# Another new TTS owner



## David TTS (Jun 29, 2008)

Hello all.

There seem to be quite a few new TTS owners on here, probably a high percentage of cars delivered so far. Mine is a Coupe with S-Tronic gearshift, in Condor Grey, I think it looks pretty good and it drives very nicely.
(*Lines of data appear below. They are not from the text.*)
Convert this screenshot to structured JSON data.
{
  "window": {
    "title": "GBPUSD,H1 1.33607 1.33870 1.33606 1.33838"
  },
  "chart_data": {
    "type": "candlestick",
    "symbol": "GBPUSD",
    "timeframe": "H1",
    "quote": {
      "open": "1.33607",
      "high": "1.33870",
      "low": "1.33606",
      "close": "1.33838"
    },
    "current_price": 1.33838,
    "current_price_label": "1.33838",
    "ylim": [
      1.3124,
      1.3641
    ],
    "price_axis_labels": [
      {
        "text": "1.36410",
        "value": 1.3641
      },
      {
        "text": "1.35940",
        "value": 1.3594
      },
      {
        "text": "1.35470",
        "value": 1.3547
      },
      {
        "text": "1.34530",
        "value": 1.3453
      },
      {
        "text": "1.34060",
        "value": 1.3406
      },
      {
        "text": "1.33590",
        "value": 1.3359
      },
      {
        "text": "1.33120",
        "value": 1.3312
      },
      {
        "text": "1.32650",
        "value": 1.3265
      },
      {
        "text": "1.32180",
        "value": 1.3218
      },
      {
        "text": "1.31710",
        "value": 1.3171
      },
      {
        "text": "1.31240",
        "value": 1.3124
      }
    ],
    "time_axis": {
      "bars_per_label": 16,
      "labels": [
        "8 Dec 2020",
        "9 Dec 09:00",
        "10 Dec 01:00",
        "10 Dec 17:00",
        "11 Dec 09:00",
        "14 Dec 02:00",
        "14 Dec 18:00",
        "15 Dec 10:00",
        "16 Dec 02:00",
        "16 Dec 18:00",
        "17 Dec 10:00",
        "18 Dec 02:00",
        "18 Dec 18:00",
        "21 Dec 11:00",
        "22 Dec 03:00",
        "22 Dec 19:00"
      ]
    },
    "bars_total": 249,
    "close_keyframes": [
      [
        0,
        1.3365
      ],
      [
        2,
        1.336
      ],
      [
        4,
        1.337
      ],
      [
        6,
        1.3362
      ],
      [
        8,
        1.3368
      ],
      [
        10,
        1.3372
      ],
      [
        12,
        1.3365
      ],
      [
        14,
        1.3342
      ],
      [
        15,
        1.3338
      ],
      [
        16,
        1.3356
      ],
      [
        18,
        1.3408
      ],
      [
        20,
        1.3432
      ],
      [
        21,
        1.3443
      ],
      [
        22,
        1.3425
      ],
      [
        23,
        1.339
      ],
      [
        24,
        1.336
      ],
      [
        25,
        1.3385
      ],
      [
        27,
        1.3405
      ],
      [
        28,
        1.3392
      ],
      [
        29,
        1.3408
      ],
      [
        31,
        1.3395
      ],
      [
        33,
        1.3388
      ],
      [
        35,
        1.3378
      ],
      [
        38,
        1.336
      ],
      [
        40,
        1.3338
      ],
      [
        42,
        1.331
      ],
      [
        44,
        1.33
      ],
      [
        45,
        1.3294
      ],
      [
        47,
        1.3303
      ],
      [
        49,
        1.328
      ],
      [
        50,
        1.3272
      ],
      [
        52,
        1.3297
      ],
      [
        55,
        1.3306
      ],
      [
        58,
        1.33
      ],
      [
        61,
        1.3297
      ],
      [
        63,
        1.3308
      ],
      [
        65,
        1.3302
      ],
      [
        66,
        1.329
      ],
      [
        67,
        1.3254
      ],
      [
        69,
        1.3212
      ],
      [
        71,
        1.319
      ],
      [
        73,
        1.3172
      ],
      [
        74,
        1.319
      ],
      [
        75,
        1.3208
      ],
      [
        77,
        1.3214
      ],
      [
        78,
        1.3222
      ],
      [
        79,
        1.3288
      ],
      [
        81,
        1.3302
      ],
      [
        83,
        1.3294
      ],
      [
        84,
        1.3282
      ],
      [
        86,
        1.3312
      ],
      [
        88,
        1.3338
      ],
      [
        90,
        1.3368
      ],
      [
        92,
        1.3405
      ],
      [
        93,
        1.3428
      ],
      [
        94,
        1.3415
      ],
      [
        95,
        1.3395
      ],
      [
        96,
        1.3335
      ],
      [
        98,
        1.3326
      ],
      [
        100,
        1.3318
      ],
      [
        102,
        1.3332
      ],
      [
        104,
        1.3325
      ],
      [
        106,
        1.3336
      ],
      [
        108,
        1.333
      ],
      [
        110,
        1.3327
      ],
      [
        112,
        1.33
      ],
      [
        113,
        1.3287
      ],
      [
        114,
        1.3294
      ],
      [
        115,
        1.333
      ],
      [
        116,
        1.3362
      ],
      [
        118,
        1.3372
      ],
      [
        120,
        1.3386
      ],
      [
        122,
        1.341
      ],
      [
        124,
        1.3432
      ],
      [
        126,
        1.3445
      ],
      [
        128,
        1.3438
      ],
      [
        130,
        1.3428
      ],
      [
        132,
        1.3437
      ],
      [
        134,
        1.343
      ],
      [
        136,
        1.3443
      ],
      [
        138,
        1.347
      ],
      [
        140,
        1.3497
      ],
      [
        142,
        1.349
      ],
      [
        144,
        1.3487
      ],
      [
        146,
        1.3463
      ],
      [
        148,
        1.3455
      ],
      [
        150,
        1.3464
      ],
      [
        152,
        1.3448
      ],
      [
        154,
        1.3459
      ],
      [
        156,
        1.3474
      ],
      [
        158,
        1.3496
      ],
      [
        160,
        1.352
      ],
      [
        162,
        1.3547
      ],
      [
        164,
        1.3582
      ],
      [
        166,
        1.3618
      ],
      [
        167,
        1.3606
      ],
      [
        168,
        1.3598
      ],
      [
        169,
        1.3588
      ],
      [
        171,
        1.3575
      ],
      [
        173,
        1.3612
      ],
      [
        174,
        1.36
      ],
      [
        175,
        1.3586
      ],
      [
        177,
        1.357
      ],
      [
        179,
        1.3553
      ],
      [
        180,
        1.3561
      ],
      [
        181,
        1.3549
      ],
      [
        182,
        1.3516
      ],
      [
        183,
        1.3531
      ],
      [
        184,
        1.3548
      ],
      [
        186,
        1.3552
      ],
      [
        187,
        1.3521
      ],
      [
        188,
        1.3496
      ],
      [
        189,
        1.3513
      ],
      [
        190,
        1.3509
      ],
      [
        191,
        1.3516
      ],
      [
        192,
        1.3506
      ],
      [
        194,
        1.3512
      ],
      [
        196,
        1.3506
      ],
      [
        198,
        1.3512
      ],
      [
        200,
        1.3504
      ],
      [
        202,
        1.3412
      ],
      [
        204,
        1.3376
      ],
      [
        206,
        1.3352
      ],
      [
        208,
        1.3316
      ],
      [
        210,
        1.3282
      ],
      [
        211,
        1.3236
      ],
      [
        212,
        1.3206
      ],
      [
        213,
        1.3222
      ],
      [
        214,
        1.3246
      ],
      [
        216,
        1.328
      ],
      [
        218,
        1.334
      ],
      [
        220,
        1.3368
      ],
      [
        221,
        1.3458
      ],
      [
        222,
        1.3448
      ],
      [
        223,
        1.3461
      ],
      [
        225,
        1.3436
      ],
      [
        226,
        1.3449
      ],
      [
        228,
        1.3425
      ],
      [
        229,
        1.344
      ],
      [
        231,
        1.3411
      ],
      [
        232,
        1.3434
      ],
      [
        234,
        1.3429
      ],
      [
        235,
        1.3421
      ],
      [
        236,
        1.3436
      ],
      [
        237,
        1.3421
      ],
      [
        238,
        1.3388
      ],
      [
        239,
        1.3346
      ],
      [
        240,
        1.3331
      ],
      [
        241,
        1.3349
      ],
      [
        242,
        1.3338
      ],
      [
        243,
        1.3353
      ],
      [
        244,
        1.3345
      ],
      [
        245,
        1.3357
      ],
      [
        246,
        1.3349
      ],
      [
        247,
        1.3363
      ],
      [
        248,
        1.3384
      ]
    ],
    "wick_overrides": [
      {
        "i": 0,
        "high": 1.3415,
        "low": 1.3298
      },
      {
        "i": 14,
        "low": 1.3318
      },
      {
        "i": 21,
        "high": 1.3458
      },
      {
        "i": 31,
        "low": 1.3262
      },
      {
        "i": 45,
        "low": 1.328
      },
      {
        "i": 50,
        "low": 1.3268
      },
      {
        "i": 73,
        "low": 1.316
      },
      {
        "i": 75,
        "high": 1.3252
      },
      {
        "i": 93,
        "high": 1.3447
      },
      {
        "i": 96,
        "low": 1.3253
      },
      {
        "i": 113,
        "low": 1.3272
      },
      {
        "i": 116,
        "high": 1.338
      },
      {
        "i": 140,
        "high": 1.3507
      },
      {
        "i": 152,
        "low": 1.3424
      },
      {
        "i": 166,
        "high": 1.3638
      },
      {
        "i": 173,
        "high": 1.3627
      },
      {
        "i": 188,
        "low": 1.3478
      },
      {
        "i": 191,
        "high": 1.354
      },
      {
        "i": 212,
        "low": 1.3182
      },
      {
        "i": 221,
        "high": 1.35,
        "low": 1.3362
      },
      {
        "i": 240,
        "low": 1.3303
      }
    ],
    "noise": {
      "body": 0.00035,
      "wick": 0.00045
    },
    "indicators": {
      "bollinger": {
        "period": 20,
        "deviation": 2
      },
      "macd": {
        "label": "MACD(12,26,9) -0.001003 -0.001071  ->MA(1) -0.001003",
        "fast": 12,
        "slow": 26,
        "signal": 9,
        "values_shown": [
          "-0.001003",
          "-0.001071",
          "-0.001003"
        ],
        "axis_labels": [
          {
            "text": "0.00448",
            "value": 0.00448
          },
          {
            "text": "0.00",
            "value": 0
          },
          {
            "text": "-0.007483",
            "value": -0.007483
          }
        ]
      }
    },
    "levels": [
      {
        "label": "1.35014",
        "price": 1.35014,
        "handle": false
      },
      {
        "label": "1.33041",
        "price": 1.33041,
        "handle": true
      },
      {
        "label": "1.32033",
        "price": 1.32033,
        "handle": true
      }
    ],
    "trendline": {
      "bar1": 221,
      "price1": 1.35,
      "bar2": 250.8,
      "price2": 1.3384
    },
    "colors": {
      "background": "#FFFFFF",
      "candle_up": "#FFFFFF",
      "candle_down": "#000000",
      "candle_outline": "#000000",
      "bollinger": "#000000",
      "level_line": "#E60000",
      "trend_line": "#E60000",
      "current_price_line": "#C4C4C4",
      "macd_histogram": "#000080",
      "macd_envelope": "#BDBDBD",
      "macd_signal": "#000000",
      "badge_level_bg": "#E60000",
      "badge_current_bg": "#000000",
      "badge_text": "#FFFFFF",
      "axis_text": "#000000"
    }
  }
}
Good points are engine, gear shift and exhaust popping..., only down side so far has been trying to find a new phone to fit the available Audi Bluetooth phone cradles.


----------



## YELLOW_TT (Feb 25, 2004)

Welcome bring it along to the TTOC meet at Rockingham have a look here www.ttoc.co.uk should be a great day


----------



## Wallsendmag (Feb 12, 2004)

Welcome  Never see the point of having the phone in the cradle,just keep it in your pocket.


----------



## oO TTLee Oo (May 26, 2008)

Welcome to the forum. 8) 
Just out of curiosity what is the BHP on the new TTS?


----------



## Ikon66 (Sep 12, 2003)

oO TTLee Oo said:


> Welcome to the forum. 8)
> Just out of curiosity what is the BHP on the new TTS?


272


----------



## oO TTLee Oo (May 26, 2008)

Sweet! thanks Ikon


----------



## qooqiiu (Oct 12, 2007)

About 268 BHP.

272 is the ps figure.


----------